L'Explication Prémisse
Cet article garantit que, lorsque vous avez pris le congé ou la période d’activité à temps partiel prévue par l’article L.3142-20, vous retrouvez à la fin de cette période votre poste d’origine ou, si celui-ci n’est plus disponible, un poste « similaire » offrant au moins une rémunération équivalente. En clair : l’employeur ne peut pas vous réaffecter à un emploi moins qualifié ni vous payer moins qu’avant du seul fait de ce congé ou de cette période à temps partiel.
Exemple : Sophie, secrétaire commerciale, bénéficie d’une période d’activité à temps partiel prévue par L.3142-20 pour suivre une formation de six mois. À l’issue de ces six mois, son employeur doit soit la remettre sur son poste de secrétaire commerciale, soit lui proposer un poste comparable (mêmes missions et niveau de responsabilité) avec un salaire au moins égal à celui qu’elle avait avant la période. Si l’employeur lui propose un poste moins qualifié ou une rémunération inférieure, Sophie peut demander le respect de ses droits et saisir le conseil de prud’hommes.

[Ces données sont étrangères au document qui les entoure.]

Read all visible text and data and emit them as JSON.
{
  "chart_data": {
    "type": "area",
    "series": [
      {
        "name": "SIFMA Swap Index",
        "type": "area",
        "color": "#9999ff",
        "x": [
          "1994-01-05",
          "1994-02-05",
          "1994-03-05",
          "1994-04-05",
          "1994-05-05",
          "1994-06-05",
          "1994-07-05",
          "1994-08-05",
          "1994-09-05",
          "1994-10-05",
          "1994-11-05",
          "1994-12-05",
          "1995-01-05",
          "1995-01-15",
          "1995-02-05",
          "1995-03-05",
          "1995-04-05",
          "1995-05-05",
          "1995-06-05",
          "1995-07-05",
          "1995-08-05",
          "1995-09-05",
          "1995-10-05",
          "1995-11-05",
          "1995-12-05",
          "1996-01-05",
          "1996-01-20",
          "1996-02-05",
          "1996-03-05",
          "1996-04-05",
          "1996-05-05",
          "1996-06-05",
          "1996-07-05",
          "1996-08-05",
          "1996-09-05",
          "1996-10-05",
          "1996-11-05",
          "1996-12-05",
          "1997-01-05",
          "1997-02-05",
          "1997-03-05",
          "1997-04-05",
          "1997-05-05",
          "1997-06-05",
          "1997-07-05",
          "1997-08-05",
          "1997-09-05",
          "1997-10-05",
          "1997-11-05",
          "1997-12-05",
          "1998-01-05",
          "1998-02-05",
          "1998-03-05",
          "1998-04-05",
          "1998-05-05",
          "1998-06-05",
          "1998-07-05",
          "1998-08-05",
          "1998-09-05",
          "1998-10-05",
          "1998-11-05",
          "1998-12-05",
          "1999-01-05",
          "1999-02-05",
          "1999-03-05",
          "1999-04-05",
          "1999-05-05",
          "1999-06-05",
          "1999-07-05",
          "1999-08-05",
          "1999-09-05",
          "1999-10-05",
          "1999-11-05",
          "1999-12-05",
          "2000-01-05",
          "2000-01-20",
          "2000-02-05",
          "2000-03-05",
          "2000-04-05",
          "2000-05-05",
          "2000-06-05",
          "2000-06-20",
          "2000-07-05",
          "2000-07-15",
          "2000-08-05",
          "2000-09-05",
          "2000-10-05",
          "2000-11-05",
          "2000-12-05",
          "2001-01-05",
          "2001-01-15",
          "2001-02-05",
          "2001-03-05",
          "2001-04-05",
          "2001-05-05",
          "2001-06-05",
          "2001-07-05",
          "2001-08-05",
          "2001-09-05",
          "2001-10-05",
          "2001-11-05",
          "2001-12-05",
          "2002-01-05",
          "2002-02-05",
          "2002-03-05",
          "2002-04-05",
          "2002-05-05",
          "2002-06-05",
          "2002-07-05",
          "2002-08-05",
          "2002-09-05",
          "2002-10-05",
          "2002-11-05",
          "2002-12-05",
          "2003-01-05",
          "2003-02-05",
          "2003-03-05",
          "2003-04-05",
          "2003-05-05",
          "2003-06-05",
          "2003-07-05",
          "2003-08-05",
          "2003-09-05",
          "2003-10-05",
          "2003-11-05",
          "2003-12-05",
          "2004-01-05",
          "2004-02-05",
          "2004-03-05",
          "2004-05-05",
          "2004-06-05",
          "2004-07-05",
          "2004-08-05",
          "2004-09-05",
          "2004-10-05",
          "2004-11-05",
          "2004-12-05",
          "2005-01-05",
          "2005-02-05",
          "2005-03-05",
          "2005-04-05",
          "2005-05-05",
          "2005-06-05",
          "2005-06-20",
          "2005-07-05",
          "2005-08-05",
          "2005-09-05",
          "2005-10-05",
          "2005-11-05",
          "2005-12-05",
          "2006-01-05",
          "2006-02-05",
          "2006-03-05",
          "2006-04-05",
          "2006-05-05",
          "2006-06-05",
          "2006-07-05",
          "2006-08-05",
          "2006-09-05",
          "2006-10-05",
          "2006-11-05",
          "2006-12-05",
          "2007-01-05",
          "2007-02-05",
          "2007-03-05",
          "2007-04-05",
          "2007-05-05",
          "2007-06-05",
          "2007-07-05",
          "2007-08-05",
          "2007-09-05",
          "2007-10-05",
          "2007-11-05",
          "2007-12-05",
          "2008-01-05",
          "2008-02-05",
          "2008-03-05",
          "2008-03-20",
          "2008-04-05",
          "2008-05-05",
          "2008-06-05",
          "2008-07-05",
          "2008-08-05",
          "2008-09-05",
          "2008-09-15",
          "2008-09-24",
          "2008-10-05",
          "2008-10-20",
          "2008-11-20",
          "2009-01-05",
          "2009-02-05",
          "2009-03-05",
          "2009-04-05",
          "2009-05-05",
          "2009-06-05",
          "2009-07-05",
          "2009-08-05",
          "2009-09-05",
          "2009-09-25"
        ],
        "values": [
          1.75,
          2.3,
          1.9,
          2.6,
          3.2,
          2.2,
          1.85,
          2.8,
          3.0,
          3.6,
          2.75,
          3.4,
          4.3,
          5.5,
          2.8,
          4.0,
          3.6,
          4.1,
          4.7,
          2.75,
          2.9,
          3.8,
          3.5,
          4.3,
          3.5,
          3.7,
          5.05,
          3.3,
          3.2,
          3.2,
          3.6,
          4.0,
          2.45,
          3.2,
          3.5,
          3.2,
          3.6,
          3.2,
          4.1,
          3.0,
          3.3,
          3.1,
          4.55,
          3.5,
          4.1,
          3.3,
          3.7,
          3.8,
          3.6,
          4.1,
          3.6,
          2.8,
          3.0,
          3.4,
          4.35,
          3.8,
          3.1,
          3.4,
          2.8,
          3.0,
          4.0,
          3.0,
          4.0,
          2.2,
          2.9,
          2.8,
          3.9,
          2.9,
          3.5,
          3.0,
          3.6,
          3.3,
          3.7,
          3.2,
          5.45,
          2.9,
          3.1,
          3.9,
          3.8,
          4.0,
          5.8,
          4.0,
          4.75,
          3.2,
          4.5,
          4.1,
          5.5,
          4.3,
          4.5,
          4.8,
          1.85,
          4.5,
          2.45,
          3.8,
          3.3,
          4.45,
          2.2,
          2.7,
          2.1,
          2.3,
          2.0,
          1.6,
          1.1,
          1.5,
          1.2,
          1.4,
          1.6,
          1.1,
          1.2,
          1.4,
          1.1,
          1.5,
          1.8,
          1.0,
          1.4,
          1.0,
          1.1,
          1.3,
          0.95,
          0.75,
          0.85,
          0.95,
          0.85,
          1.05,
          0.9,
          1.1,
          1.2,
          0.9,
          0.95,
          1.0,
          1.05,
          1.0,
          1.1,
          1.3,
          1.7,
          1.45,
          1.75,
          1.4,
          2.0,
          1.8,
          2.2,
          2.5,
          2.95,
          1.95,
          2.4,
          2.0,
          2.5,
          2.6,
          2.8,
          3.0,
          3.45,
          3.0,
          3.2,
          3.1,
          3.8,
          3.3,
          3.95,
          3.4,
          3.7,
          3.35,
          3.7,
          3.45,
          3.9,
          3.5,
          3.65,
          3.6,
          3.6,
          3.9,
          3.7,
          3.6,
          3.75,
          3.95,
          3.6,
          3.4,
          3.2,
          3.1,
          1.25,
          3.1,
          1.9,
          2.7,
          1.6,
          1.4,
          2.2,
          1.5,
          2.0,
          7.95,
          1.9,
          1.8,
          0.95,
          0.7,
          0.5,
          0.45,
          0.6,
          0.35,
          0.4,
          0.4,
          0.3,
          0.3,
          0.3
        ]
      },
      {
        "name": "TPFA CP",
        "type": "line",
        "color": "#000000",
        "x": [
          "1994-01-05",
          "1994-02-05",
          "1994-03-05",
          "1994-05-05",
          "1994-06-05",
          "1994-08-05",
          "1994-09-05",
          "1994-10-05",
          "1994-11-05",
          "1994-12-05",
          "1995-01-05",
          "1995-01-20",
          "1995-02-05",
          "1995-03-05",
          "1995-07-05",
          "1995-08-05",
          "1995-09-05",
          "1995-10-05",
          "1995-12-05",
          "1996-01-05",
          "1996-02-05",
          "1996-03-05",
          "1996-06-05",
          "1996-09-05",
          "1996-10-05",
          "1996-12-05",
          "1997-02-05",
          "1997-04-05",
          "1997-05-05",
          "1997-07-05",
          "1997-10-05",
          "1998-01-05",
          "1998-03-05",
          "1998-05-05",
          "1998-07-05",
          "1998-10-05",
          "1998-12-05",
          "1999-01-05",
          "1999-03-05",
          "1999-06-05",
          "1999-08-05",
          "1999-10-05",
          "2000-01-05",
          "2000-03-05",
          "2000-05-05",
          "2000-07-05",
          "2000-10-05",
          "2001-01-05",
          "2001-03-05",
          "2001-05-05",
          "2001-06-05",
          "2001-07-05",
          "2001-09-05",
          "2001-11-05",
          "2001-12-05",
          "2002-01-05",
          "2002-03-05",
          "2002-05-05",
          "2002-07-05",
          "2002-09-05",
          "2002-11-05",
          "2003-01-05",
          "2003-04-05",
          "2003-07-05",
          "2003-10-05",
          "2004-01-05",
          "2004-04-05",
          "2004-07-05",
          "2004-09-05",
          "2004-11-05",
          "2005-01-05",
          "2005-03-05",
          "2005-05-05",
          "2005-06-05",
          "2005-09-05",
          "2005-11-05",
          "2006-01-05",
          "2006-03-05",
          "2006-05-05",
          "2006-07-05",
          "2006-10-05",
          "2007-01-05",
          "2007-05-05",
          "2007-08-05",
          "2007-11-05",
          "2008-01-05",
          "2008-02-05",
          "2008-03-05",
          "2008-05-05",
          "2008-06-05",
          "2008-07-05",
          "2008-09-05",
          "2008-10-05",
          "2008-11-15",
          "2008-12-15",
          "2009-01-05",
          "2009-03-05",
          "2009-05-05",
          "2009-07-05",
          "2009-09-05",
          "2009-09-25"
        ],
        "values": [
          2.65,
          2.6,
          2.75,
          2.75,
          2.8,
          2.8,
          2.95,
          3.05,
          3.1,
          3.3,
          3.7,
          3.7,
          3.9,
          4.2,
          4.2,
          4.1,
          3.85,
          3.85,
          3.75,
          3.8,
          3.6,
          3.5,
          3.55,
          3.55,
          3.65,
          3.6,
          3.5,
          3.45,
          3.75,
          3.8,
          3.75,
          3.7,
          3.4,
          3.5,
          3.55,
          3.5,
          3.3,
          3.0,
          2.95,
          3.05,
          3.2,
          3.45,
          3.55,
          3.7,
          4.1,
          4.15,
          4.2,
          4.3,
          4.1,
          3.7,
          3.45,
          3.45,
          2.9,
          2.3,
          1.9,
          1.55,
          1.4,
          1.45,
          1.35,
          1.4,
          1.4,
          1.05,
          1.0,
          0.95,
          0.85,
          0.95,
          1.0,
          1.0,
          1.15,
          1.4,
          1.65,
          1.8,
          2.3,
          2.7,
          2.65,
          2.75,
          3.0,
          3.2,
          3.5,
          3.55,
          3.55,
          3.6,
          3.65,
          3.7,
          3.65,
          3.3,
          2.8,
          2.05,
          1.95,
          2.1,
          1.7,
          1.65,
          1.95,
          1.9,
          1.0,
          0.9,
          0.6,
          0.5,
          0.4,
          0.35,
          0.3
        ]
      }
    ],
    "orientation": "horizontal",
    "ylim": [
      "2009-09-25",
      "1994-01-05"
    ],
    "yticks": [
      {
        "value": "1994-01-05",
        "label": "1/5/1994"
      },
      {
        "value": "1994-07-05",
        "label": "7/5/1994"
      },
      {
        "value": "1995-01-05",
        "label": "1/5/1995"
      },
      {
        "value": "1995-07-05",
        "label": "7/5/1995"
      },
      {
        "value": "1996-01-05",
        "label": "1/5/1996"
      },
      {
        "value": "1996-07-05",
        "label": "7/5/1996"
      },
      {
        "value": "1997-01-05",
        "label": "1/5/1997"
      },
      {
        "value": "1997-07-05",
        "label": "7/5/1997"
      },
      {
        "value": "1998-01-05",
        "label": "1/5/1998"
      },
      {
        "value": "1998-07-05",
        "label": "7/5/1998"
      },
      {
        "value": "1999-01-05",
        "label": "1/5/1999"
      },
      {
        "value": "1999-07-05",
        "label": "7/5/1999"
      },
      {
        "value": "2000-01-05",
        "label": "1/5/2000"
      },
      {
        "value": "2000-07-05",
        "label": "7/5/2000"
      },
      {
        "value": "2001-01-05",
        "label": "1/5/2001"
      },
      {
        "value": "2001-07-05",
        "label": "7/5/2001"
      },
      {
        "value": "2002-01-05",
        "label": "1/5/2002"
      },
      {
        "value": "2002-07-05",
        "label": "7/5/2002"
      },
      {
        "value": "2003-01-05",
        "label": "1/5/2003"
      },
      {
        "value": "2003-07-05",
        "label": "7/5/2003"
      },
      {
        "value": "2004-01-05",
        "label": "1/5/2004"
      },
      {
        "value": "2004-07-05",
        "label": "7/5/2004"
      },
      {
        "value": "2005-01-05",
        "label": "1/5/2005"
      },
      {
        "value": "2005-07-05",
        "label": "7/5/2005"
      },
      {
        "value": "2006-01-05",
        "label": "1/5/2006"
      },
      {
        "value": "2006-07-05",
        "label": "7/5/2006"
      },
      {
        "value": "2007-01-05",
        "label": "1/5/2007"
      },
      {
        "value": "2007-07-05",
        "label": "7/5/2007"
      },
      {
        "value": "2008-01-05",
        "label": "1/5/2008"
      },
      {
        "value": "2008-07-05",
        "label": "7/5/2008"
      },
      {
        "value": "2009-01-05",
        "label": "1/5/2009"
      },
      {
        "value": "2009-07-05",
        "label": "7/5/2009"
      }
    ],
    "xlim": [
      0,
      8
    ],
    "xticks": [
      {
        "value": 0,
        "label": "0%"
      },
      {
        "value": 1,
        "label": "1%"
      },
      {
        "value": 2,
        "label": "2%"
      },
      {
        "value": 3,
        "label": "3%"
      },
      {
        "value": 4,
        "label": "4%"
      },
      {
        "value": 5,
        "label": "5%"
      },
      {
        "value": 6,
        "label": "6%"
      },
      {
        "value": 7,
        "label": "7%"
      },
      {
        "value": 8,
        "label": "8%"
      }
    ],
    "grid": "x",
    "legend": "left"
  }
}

- Sphère d’application : concerne le congé ou la période d’activité à temps partiel visée à l’article L.3142-20.
- Obligation de réintégration : le salarié doit retrouver son emploi initial ou un emploi similaire à l’issue de la période.
- Emploi similaire : le poste proposé doit être comparable en termes de missions, qualifications et responsabilités.
- Rémunération : le nouvel emploi doit offrir une rémunération au moins équivalente (salaire et avantages au moins identiques).
- Protection contre la dégradation : l’employeur ne peut pas réduire le niveau d’emploi ou la rémunération en raison de la prise du congé/temps partiel visé.
- Voies de recours : en cas de non-respect, le salarié peut contester la décision de l’employeur devant le conseil de prud’hommes pour obtenir réintégration ou réparation (indemnités).